In a patent infringement case, the Supreme Court held that to be liable for inducing infringement, a party that actively induces infringement must have knowledge that the induced acts constituted patent infringement, though evidence of willful blindness is sufficient to support a finding of knowledge.Although this case is a patent infringement inducement case, it may have some impact on the manner in which contributory infringement and inducement are viewed in the copyright context. The Supreme Court affirmed the Federal Circuit’s decision, holding that Petitioners violated 35 U.S.C. § 271(b) by actively inducing infringement by willfully blinding themselves to the infringing sales that they encouraged Respondent’s competitor to make.
Petitioner developed a deep fryer for Respondent’s competitor by buying the Respondent’s overseas deep fryer and copying all but its cosmetic features. The Respondent’s overseas deep fryer bore no U.S. patent markings. Additionally, after copying the design, Petitioners retained an attorney to conduct a right-to-use study, and refrained from telling the attorney that its designed was directly copied. The attorney did not locate Respondent’s patent and issued an opinion later stating that Petitioners’ deep fryer did not infringe any of the patents he had found.
Respondent sued and subsequently settled its infringement claims against the competitor for whom Petitioners developed the infringing deep fryer, and then sued Petitioners for direct infringement and inducing infringement. A jury found for the Respondents on both theories and Petitioners appealed, arguing that there was insufficient evidence to support the finding of induced infringement because Petitioners did not actually know of Respondent’s patent until it received notice of Respondent’s lawsuit against its competitor.
Both the District Court and the Federal Circuit affirmed the judgment. The Federal Circuit found that Petitioners actively induced infringement because there was adequate evidence that Petitioners deliberately disregarded a known risk that Respondents had a protective patent. The Supreme Court affirmed on different grounds, holding that the test for knowledge under §271(b) is not deliberate disregard of risk, and that willful blindness would be sufficient as evidence of knowledge.
Willful blindness is a doctrine traditionally used in criminal law. It requires that (1) the defendant subjectively believes there is a high probability that a fact exists and (2) the defendant takes deliberate actions to avoid learning that fact. A willfully blind defendant is “one who takes deliberate actions to avoid confirming a high probability of wrongdoing and who can almost be said to have actually known the critical facts.” The willfully blind defendant has a scienter that surpasses recklessness and negligence.
For example, in this case, that the Petitioners knew that the Respondent’s product had valuable technology for the U.S. market is evidenced by its decision to copy all but the cosmetic features of the Respondent’s fryer. Additionally, there was evidence that the Petitioners’ CEO knew that overseas models do not bear U.S. patent markings, and deliberately copied the overseas model rather than the U.S. model. The Court found the most persuasive evidence that the CEO neglected to inform the attorney from whom Petitioners sought a right-to-use opinion that the product was a knock-off of Respondent’s deep fryer. Even more telling, the CEO could not provide any evidence to raise doubt to the inference that this was withheld from the attorney to manufacture a claim of plausible deniability in the event Petitioners were accused of patent infringement.

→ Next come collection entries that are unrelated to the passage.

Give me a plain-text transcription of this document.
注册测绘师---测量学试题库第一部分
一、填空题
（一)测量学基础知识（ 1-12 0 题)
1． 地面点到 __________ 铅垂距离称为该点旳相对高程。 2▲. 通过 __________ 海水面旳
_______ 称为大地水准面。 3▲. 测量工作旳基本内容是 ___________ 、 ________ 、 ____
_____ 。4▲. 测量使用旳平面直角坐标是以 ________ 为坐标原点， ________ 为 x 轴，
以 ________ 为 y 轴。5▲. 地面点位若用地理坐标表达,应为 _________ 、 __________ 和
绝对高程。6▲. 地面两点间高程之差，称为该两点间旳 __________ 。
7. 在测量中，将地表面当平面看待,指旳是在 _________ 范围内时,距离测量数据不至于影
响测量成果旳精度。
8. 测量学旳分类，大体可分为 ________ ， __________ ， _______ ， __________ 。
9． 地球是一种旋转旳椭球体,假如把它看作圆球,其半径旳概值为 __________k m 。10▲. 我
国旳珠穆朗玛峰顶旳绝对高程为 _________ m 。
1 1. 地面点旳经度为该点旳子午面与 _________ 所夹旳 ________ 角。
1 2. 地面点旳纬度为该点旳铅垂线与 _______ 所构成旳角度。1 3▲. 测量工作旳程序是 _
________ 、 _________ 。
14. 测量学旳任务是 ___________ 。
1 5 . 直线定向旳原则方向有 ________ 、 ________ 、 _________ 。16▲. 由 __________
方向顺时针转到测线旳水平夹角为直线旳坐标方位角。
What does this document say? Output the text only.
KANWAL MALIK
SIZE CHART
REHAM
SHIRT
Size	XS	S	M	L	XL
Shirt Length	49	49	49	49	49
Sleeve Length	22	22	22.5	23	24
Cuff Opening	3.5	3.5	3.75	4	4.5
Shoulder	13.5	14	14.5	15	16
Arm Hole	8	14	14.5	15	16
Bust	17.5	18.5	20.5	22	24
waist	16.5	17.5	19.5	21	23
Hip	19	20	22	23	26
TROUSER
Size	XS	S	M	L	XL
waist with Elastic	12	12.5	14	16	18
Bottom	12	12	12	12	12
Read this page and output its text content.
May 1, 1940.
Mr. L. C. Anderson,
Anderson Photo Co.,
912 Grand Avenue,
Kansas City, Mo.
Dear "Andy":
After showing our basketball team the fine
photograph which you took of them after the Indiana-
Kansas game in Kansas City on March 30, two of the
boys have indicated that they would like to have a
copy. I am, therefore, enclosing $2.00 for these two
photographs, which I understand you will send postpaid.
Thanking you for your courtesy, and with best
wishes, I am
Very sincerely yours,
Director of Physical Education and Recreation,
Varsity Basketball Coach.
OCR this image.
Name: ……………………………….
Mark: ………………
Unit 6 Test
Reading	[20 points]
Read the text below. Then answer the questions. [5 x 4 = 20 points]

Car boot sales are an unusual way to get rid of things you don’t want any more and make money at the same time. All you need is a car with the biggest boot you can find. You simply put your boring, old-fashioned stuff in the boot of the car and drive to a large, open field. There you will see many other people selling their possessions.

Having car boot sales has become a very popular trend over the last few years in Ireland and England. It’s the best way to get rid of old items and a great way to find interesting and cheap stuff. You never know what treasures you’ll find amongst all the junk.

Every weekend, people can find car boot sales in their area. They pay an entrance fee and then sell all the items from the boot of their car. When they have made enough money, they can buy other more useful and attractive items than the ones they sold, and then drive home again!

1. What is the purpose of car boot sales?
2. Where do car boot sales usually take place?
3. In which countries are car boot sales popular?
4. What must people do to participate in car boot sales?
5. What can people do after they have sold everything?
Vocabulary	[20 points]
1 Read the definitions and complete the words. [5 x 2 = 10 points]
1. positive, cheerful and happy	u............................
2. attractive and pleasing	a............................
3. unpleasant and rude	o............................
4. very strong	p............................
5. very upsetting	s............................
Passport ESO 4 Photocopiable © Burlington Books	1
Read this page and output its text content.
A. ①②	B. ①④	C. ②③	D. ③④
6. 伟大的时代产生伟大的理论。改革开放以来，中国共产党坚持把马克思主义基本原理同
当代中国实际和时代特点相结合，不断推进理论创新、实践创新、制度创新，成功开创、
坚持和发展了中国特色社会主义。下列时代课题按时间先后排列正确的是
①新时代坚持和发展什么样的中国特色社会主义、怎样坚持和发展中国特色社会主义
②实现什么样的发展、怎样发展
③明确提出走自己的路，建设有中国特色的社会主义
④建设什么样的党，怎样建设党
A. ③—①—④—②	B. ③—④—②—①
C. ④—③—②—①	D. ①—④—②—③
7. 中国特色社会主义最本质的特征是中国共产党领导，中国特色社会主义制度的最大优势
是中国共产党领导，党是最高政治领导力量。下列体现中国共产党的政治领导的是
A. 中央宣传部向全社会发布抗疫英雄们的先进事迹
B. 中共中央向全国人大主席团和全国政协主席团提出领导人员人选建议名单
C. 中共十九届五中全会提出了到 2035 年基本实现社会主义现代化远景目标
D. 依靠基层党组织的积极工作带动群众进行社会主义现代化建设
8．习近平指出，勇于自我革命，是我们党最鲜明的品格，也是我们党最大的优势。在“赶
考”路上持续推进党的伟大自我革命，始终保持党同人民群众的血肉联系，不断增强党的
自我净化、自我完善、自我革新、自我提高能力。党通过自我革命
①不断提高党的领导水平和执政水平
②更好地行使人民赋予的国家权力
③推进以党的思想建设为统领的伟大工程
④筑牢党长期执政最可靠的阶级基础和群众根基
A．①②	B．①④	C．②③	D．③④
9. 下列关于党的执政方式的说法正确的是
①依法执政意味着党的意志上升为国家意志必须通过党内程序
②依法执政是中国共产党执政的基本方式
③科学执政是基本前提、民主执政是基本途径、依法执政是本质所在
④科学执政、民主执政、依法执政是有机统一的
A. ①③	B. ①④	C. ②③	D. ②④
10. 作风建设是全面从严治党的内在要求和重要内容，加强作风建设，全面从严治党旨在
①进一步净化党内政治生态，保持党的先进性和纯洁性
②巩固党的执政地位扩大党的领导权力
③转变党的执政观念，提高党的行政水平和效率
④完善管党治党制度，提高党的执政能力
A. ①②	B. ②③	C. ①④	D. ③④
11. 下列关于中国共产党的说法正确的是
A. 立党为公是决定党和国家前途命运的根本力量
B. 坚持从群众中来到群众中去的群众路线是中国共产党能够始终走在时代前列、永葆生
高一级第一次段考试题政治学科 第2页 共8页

Thus, the Court found that there was sufficient evidence in this case for a jury to conclude that Petitioners subjectively believed there was a high probability that the Respondent’s deep fryer was patented, that Petitioners took deliberate steps to avoid knowing that fact and affirmed the judgment of the Federal Circuit.
Justice Kennedy dissented, writing that willful blindness is insufficient for the statutory knowledge standard, and that the majority should remand to the Federal Circuit to consider whether there is sufficient evidence of knowledge to support the jury’s finding of inducement.